Self-doubt is a crippling condition for any artist. (Spoiler: It never goes away. You just learn to manage it.) For young or inexperienced artists–hereinafter called writers because this is a blog about writing–self-doubt can be paralyzing. You write something you think is pretty good, but when you show it to your “beta readers” they have suggestions, so forward progress stops on your story.
The writer’s internal monologue goes something like this: I thought that description of the lightning strike was pretty strong. But if Beta George didn’t like it, there must be something wrong. He said he didn’t like the word “struck” because he thought it was a cliche. And he said Main Character Harriett wasn’t scared enough. I don’t get why she’d be more scared than she is, but if Beta George thinks. . .
I call this navel gazing. No further work gets done on the story because the writer is wrapped around his own axle trying to make Beta George happy–even if it’s against the writer’s own better judgment.
Does this scenario sound familiar to anyone: Mary has been working on her story for eighteen months but hasn’t gotten past Chapter Three. Every time she tries to move forward, she looks back and realizes that what she’s written is terrible. She wonders why she ever thought she could write a book, maybe has a little cry or maybe a big cocktail, and then she goes back to the beginning.

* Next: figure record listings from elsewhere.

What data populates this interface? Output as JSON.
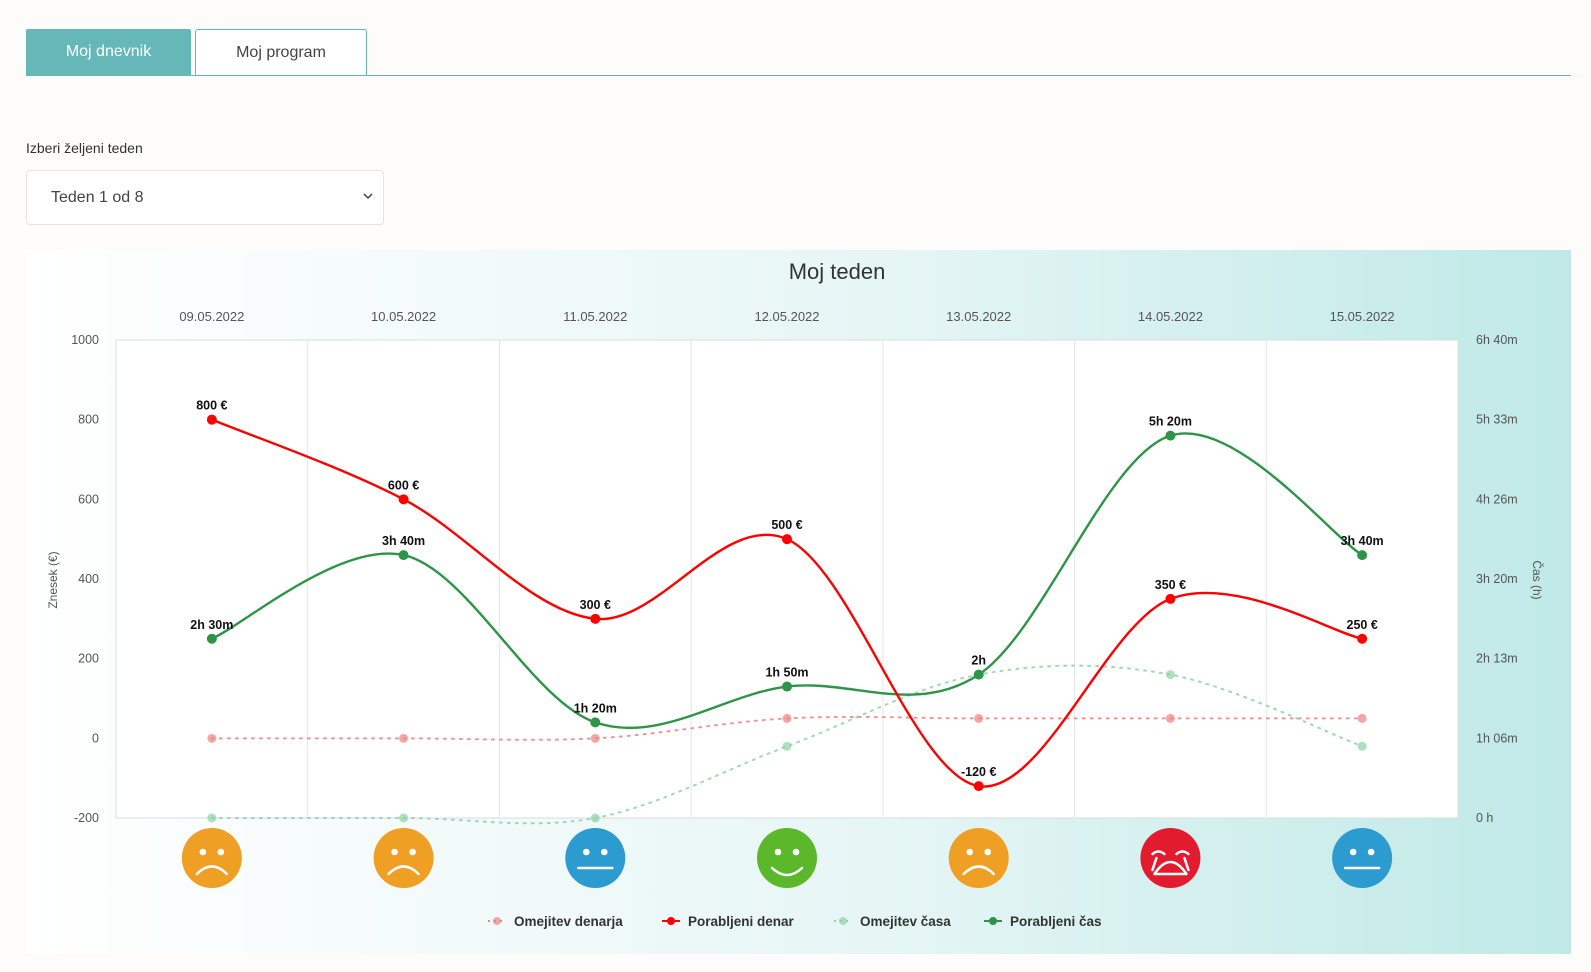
{
  "tabs": [
    {
      "label": "Moj dnevnik",
      "active": true
    },
    {
      "label": "Moj program",
      "active": false
    }
  ],
  "week_selector": {
    "label": "Izberi željeni teden",
    "selected": "Teden 1 od 8"
  },
  "colors": {
    "accent": "#66b8b8",
    "money_spent": "#ff0000",
    "money_limit": "#f08080",
    "time_spent": "#2e9447",
    "time_limit": "#8fd1a3",
    "mood_sad": "#ef9f24",
    "mood_neutral": "#2b9bd0",
    "mood_happy": "#5cb82b",
    "mood_crying": "#e21b2f"
  },
  "chart_data": {
    "type": "line",
    "title": "Moj teden",
    "categories": [
      "09.05.2022",
      "10.05.2022",
      "11.05.2022",
      "12.05.2022",
      "13.05.2022",
      "14.05.2022",
      "15.05.2022"
    ],
    "y_left": {
      "label": "Znesek (€)",
      "ylim": [
        -200,
        1000
      ],
      "ticks": [
        "-200",
        "0",
        "200",
        "400",
        "600",
        "800",
        "1000"
      ]
    },
    "y_right": {
      "label": "Čas (h)",
      "ticks": [
        "0 h",
        "1h 06m",
        "2h 13m",
        "3h 20m",
        "4h 26m",
        "5h 33m",
        "6h 40m"
      ],
      "ylim_minutes": [
        0,
        400
      ]
    },
    "series": [
      {
        "name": "Omejitev denarja",
        "axis": "left",
        "style": "dotted",
        "values": [
          0,
          0,
          0,
          50,
          50,
          50,
          50
        ]
      },
      {
        "name": "Porabljeni denar",
        "axis": "left",
        "style": "solid",
        "values": [
          800,
          600,
          300,
          500,
          -120,
          350,
          250
        ],
        "labels": [
          "800 €",
          "600 €",
          "300 €",
          "500 €",
          "-120 €",
          "350 €",
          "250 €"
        ]
      },
      {
        "name": "Omejitev časa",
        "axis": "right",
        "style": "dotted",
        "values": [
          0,
          0,
          0,
          60,
          120,
          120,
          60
        ]
      },
      {
        "name": "Porabljeni čas",
        "axis": "right",
        "style": "solid",
        "values": [
          150,
          220,
          80,
          110,
          120,
          320,
          220
        ],
        "labels": [
          "2h 30m",
          "3h 40m",
          "1h 20m",
          "1h 50m",
          "2h",
          "5h 20m",
          "3h 40m"
        ]
      }
    ],
    "moods": [
      "sad",
      "sad",
      "neutral",
      "happy",
      "sad",
      "crying",
      "neutral"
    ],
    "legend": "bottom-center",
    "grid": true
  }
}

NOTE: Up to and excluding the part where she starts over, this is a process I go through with every book. Twenty-one of them. It’s part of the process. Literally, writing crappy prose is a necessary element of the journey to get to the end of a project. And not just at the beginning of a career. Every. Friggin’. Book.
Having done this a few times grants the advantage of having confidence in the crappy parts. I know that once the creative boiler comes up to pressure and I’m steaming through the story, I’ll be able to take care of damage control. But I have to get up to pressure. I have to move the story forward.

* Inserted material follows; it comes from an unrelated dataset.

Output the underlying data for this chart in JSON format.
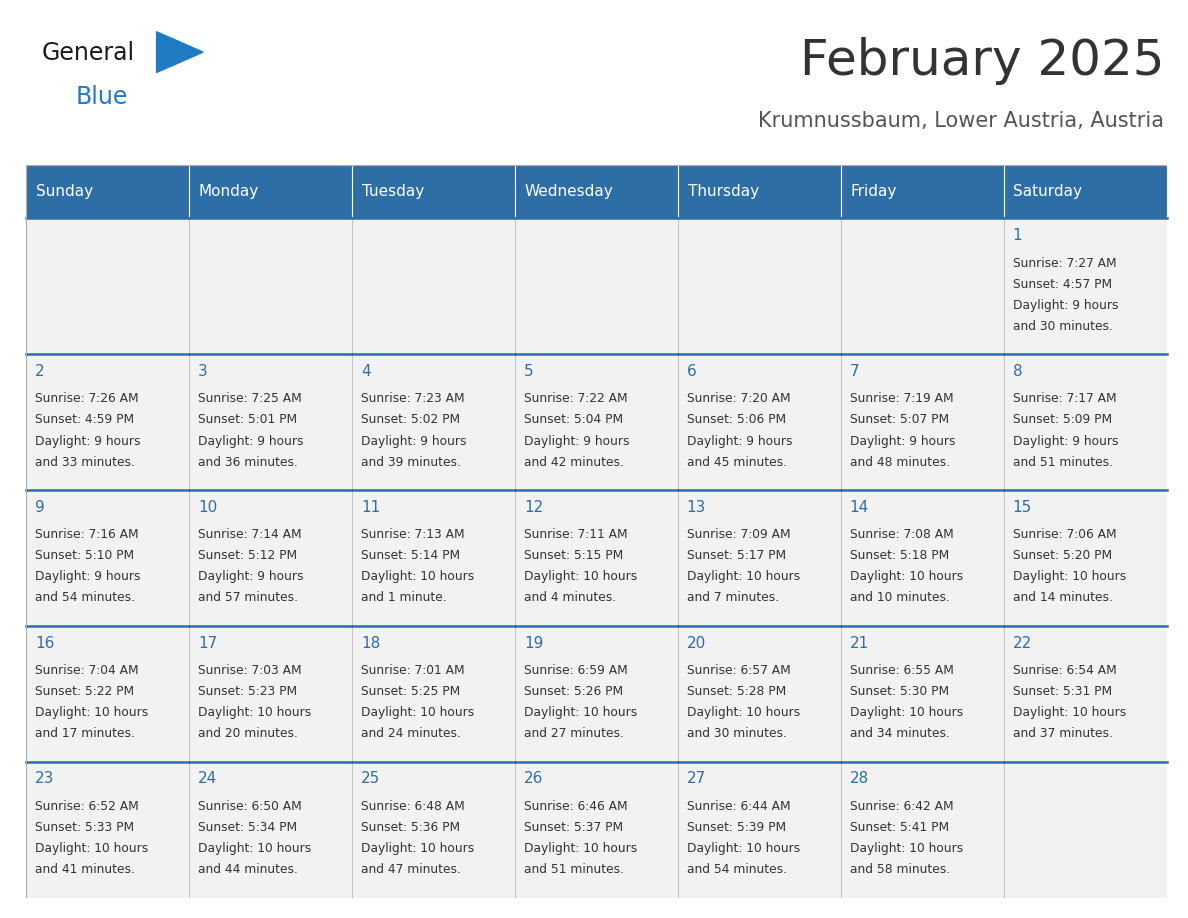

I’m going to share my strategy for managing doubt and crappy prose, and then I’m going to share how I think you should handle it until you feel confident that your boiler is sound.

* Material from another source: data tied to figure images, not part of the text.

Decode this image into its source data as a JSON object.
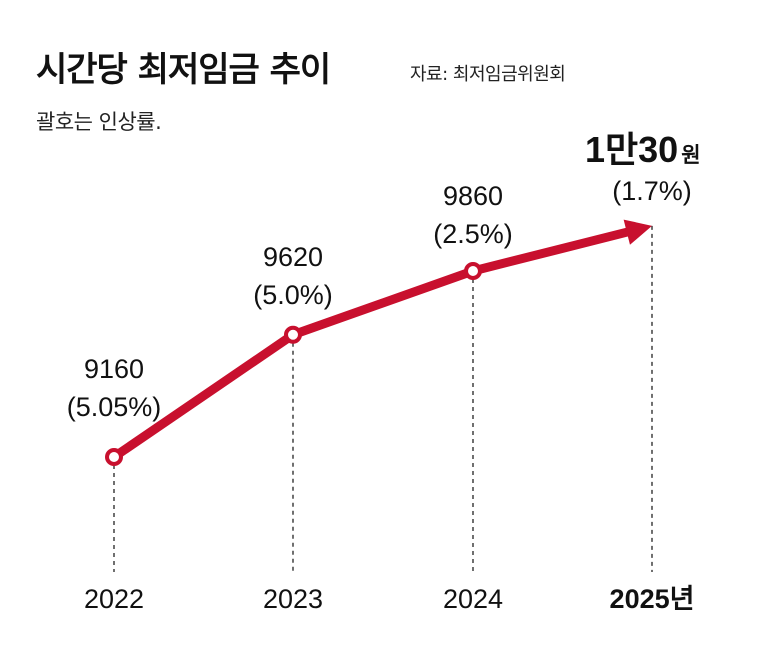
{
  "header": {
    "title": "시간당 최저임금 추이",
    "source": "자료: 최저임금위원회",
    "note": "괄호는 인상률."
  },
  "colors": {
    "line": "#c8102e",
    "text": "#111111"
  },
  "chart_data": {
    "type": "line",
    "title": "시간당 최저임금 추이",
    "xlabel": "",
    "ylabel": "",
    "categories": [
      "2022",
      "2023",
      "2024",
      "2025년"
    ],
    "values": [
      9160,
      9620,
      9860,
      10030
    ],
    "value_labels": [
      "9160",
      "9620",
      "9860",
      "1만30"
    ],
    "last_value_unit": "원",
    "rate_labels": [
      "(5.05%)",
      "(5.0%)",
      "(2.5%)",
      "(1.7%)"
    ],
    "rates_pct": [
      5.05,
      5.0,
      2.5,
      1.7
    ],
    "ylim": [
      9000,
      10100
    ],
    "grid": false,
    "legend": "none"
  }
}
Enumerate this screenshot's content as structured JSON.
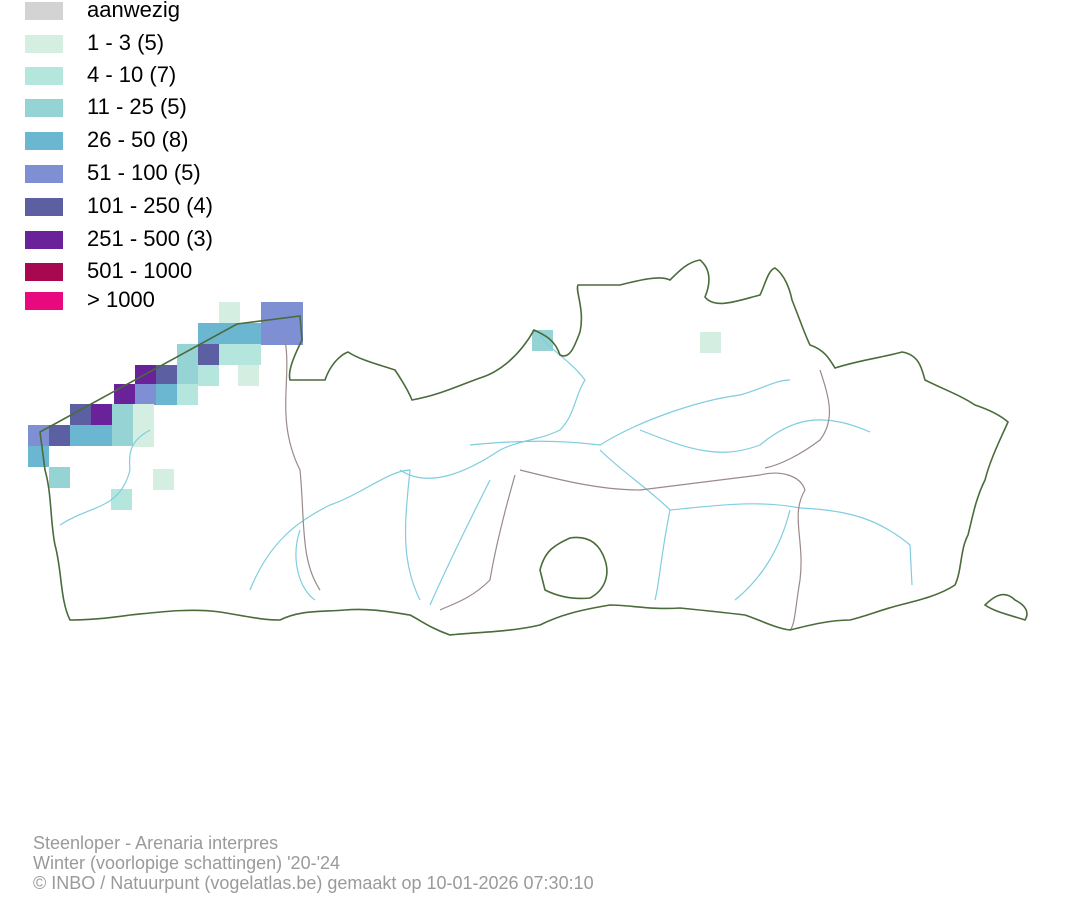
{
  "legend": {
    "items": [
      {
        "label": "aanwezig",
        "color": "#d3d3d3"
      },
      {
        "label": "1 - 3 (5)",
        "color": "#d4efe2"
      },
      {
        "label": "4 - 10 (7)",
        "color": "#b5e6dd"
      },
      {
        "label": "11 - 25 (5)",
        "color": "#96d3d5"
      },
      {
        "label": "26 - 50 (8)",
        "color": "#6bb7d1"
      },
      {
        "label": "51 - 100 (5)",
        "color": "#7f8fd3"
      },
      {
        "label": "101 - 250 (4)",
        "color": "#5d5fa3"
      },
      {
        "label": "251 - 500 (3)",
        "color": "#6a229a"
      },
      {
        "label": "501 - 1000",
        "color": "#a8084f"
      },
      {
        "label": "> 1000",
        "color": "#e8097e"
      }
    ]
  },
  "footer": {
    "species": "Steenloper - Arenaria interpres",
    "period": "Winter (voorlopige schattingen) '20-'24",
    "credit": "© INBO / Natuurpunt (vogelatlas.be) gemaakt op 10-01-2026 07:30:10"
  }
}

I start every writing session by rewriting what I wrote in the previous two sessions. Then, when I finish today’s session of moving forward, I intentionally do not go back and edit. That’s tomorrow’s job, after things are less fresh in my head. Rewriting takes about an hour most days, and then I forge ahead. By the time I get to the end of the first draft, I’m really on my third or fourth draft, and all I need is a quick pass for a polish.
My system works for me because a) I’ve been doing this for a very long time, and b) I force myself to add at least a thousand words to yesterday’s count. Two thousand is better, and I think my record is 8,900. I don’t want to do that again.
Here’s my suggestion for others: Eyes Front. Don’t look back. Period. Hard stop.
Pick a targeted word count or a date on the calendar (think 10,000 words or three weeks–a real stretch). Until that milestone is reached, you are forbidden to look back at what you’ve written. Keep the story moving forward. Only forward. Get that boiler churning. Fall in love with your story again. And no cheating! If you forget what you named that guy in Chapter Two, mark the spot with asterisks and keep going.
When you reach your milestone, you MUST congratulate yourself for having met it. If you’re sailing your book at full speed through calm waters, set another goal and keep pressing on. If you need to go back to fix stuff (all those asterisks, for example), go for it. Make all the changes you feel are necessary, but remember that you still owe yourself a thousand words of forward progress.
Don’t let your book run aground while you’re cleaning the bilges.
What do you think, TKZers? Worth a try?